Add the Activity you just created to AndroidManifest.xml. In the example below, we are using doom-fire as the schema and review as the host. This means that, in our web application, we'll link to doom-fire://review to trigger the ReviewActivity. Make sure to change this to something that suits your app.

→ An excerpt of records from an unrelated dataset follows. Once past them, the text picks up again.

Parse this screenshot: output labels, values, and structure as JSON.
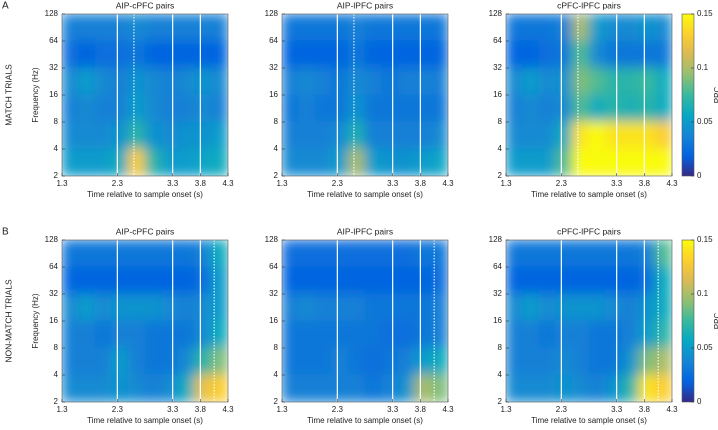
{
  "axes": {
    "xlabel": "Time relative to sample onset (s)",
    "ylabel": "Frequency (Hz)",
    "xlim": [
      1.3,
      4.3
    ],
    "xticks": [
      1.3,
      2.3,
      3.3,
      3.8,
      4.3
    ],
    "ylim": [
      2,
      128
    ],
    "yticks": [
      2,
      4,
      8,
      16,
      32,
      64,
      128
    ],
    "y_log": true,
    "events": [
      2.3,
      3.3,
      3.8
    ]
  },
  "colorbar": {
    "label": "PPC",
    "lim": [
      0,
      0.15
    ],
    "ticks": [
      0,
      0.05,
      0.1,
      0.15
    ],
    "colors": [
      "#352a87",
      "#0363e1",
      "#1485d4",
      "#06a7c6",
      "#38b99e",
      "#92bf73",
      "#d9ba56",
      "#fcce2e",
      "#f9fb0e"
    ]
  },
  "rows": [
    {
      "letter": "A",
      "label": "MATCH TRIALS",
      "dotted": 2.6,
      "panels": [
        {
          "title": "AIP-cPFC pairs",
          "values": [
            [
              0.035,
              0.035,
              0.035,
              0.035,
              0.04,
              0.035,
              0.035,
              0.035,
              0.035,
              0.035
            ],
            [
              0.025,
              0.02,
              0.025,
              0.025,
              0.03,
              0.02,
              0.02,
              0.02,
              0.02,
              0.02
            ],
            [
              0.04,
              0.05,
              0.04,
              0.035,
              0.045,
              0.04,
              0.035,
              0.04,
              0.045,
              0.04
            ],
            [
              0.035,
              0.04,
              0.035,
              0.035,
              0.05,
              0.04,
              0.035,
              0.035,
              0.04,
              0.035
            ],
            [
              0.04,
              0.04,
              0.04,
              0.045,
              0.07,
              0.045,
              0.04,
              0.045,
              0.045,
              0.05
            ],
            [
              0.05,
              0.05,
              0.05,
              0.06,
              0.13,
              0.07,
              0.05,
              0.05,
              0.055,
              0.06
            ]
          ]
        },
        {
          "title": "AIP-lPFC pairs",
          "values": [
            [
              0.03,
              0.03,
              0.03,
              0.03,
              0.035,
              0.03,
              0.03,
              0.03,
              0.03,
              0.03
            ],
            [
              0.02,
              0.02,
              0.02,
              0.02,
              0.03,
              0.02,
              0.02,
              0.02,
              0.02,
              0.02
            ],
            [
              0.035,
              0.04,
              0.035,
              0.03,
              0.04,
              0.035,
              0.03,
              0.035,
              0.035,
              0.035
            ],
            [
              0.03,
              0.035,
              0.03,
              0.03,
              0.045,
              0.03,
              0.03,
              0.03,
              0.03,
              0.03
            ],
            [
              0.035,
              0.035,
              0.035,
              0.04,
              0.065,
              0.035,
              0.035,
              0.035,
              0.035,
              0.04
            ],
            [
              0.04,
              0.04,
              0.04,
              0.05,
              0.1,
              0.05,
              0.045,
              0.045,
              0.05,
              0.055
            ]
          ]
        },
        {
          "title": "cPFC-lPFC pairs",
          "values": [
            [
              0.03,
              0.03,
              0.03,
              0.035,
              0.1,
              0.05,
              0.04,
              0.04,
              0.045,
              0.04
            ],
            [
              0.02,
              0.02,
              0.025,
              0.03,
              0.08,
              0.04,
              0.03,
              0.03,
              0.03,
              0.03
            ],
            [
              0.04,
              0.05,
              0.04,
              0.045,
              0.09,
              0.08,
              0.07,
              0.07,
              0.075,
              0.06
            ],
            [
              0.035,
              0.04,
              0.035,
              0.04,
              0.08,
              0.06,
              0.07,
              0.065,
              0.07,
              0.06
            ],
            [
              0.04,
              0.04,
              0.04,
              0.06,
              0.14,
              0.15,
              0.14,
              0.14,
              0.14,
              0.13
            ],
            [
              0.05,
              0.05,
              0.05,
              0.08,
              0.15,
              0.15,
              0.15,
              0.15,
              0.15,
              0.15
            ]
          ]
        }
      ]
    },
    {
      "letter": "B",
      "label": "NON-MATCH TRIALS",
      "dotted": 4.05,
      "panels": [
        {
          "title": "AIP-cPFC pairs",
          "values": [
            [
              0.03,
              0.03,
              0.03,
              0.03,
              0.03,
              0.03,
              0.03,
              0.03,
              0.035,
              0.06
            ],
            [
              0.02,
              0.02,
              0.02,
              0.02,
              0.02,
              0.02,
              0.02,
              0.02,
              0.025,
              0.05
            ],
            [
              0.04,
              0.05,
              0.04,
              0.045,
              0.045,
              0.045,
              0.04,
              0.035,
              0.04,
              0.05
            ],
            [
              0.035,
              0.035,
              0.03,
              0.035,
              0.035,
              0.03,
              0.03,
              0.03,
              0.04,
              0.06
            ],
            [
              0.035,
              0.035,
              0.035,
              0.05,
              0.035,
              0.03,
              0.03,
              0.04,
              0.07,
              0.09
            ],
            [
              0.04,
              0.04,
              0.04,
              0.045,
              0.04,
              0.035,
              0.04,
              0.06,
              0.12,
              0.13
            ]
          ]
        },
        {
          "title": "AIP-lPFC pairs",
          "values": [
            [
              0.025,
              0.025,
              0.025,
              0.025,
              0.025,
              0.025,
              0.025,
              0.025,
              0.03,
              0.03
            ],
            [
              0.02,
              0.02,
              0.02,
              0.02,
              0.02,
              0.02,
              0.02,
              0.02,
              0.02,
              0.025
            ],
            [
              0.035,
              0.04,
              0.035,
              0.035,
              0.035,
              0.03,
              0.03,
              0.03,
              0.03,
              0.035
            ],
            [
              0.03,
              0.03,
              0.03,
              0.03,
              0.03,
              0.03,
              0.025,
              0.025,
              0.03,
              0.035
            ],
            [
              0.03,
              0.03,
              0.03,
              0.035,
              0.03,
              0.025,
              0.03,
              0.035,
              0.05,
              0.06
            ],
            [
              0.035,
              0.035,
              0.035,
              0.035,
              0.035,
              0.03,
              0.035,
              0.045,
              0.1,
              0.09
            ]
          ]
        },
        {
          "title": "cPFC-lPFC pairs",
          "values": [
            [
              0.03,
              0.03,
              0.03,
              0.03,
              0.03,
              0.03,
              0.03,
              0.03,
              0.035,
              0.08
            ],
            [
              0.02,
              0.02,
              0.02,
              0.02,
              0.02,
              0.02,
              0.02,
              0.02,
              0.025,
              0.06
            ],
            [
              0.04,
              0.05,
              0.04,
              0.045,
              0.045,
              0.045,
              0.04,
              0.035,
              0.045,
              0.06
            ],
            [
              0.035,
              0.035,
              0.03,
              0.035,
              0.035,
              0.03,
              0.03,
              0.035,
              0.05,
              0.07
            ],
            [
              0.035,
              0.035,
              0.035,
              0.04,
              0.035,
              0.03,
              0.03,
              0.045,
              0.09,
              0.1
            ],
            [
              0.04,
              0.04,
              0.04,
              0.045,
              0.04,
              0.035,
              0.045,
              0.07,
              0.14,
              0.13
            ]
          ]
        }
      ]
    }
  ]
}
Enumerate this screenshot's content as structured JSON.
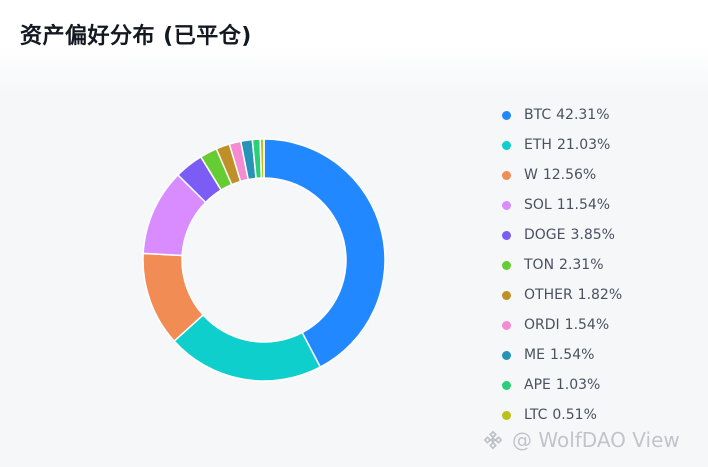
{
  "title": "资产偏好分布 (已平仓)",
  "watermark": "@ WolfDAO View",
  "chart_data": {
    "type": "pie",
    "style": "donut",
    "legend_position": "right",
    "series": [
      {
        "name": "BTC",
        "value": 42.31,
        "label": "42.31%",
        "color": "#2288ff"
      },
      {
        "name": "ETH",
        "value": 21.03,
        "label": "21.03%",
        "color": "#0fcfcc"
      },
      {
        "name": "W",
        "value": 12.56,
        "label": "12.56%",
        "color": "#f28c55"
      },
      {
        "name": "SOL",
        "value": 11.54,
        "label": "11.54%",
        "color": "#d98cff"
      },
      {
        "name": "DOGE",
        "value": 3.85,
        "label": "3.85%",
        "color": "#7b5cf5"
      },
      {
        "name": "TON",
        "value": 2.31,
        "label": "2.31%",
        "color": "#66cc33"
      },
      {
        "name": "OTHER",
        "value": 1.82,
        "label": "1.82%",
        "color": "#c09028"
      },
      {
        "name": "ORDI",
        "value": 1.54,
        "label": "1.54%",
        "color": "#f58bd2"
      },
      {
        "name": "ME",
        "value": 1.54,
        "label": "1.54%",
        "color": "#2893b8"
      },
      {
        "name": "APE",
        "value": 1.03,
        "label": "1.03%",
        "color": "#2bcf78"
      },
      {
        "name": "LTC",
        "value": 0.51,
        "label": "0.51%",
        "color": "#bcc11a"
      }
    ]
  }
}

  <activity android:name=".ReviewActivity"
android:theme="@android:style/Theme.Translucent.NoTitleBar">

<intent-filter>
<action android:name="android.intent.action.VIEW"/>
<category android:name="android.intent.category.DEFAULT" />
<category android:name="android.intent.category.BROWSABLE" />
<data android:scheme="doom-fire" android:host="review" />
</intent-filter>
</activity>

Step 4: Add a link to the web application:

<a href="doom-fire://review">Rate app now!</a>

The result

Caveats

  1. The link above will only work when the web app is running inside a Trusted Web Activity. This question explains how to detect this.

  2. Due to the way Trusted Web Activities on ChromeOS works, this solution may not work on the platform.

  3. The app review flow will only work if the application has been deployed to the Play Store, which can making testing a bit tricky.

The future

Reviews and ratings have been available to platform-specific developers for a long time and not only allow users to express their happiness (or the lack of it), but are also a tool that shortens the feedback cycle for developers and provides another metric businesses can use to benchmark against their competitors.

It’s interesting to think what such tool would mean for the web. If you are interested in the subject, the Prompt for Rating/Review Explainer proposes how a general API for this use-case could work.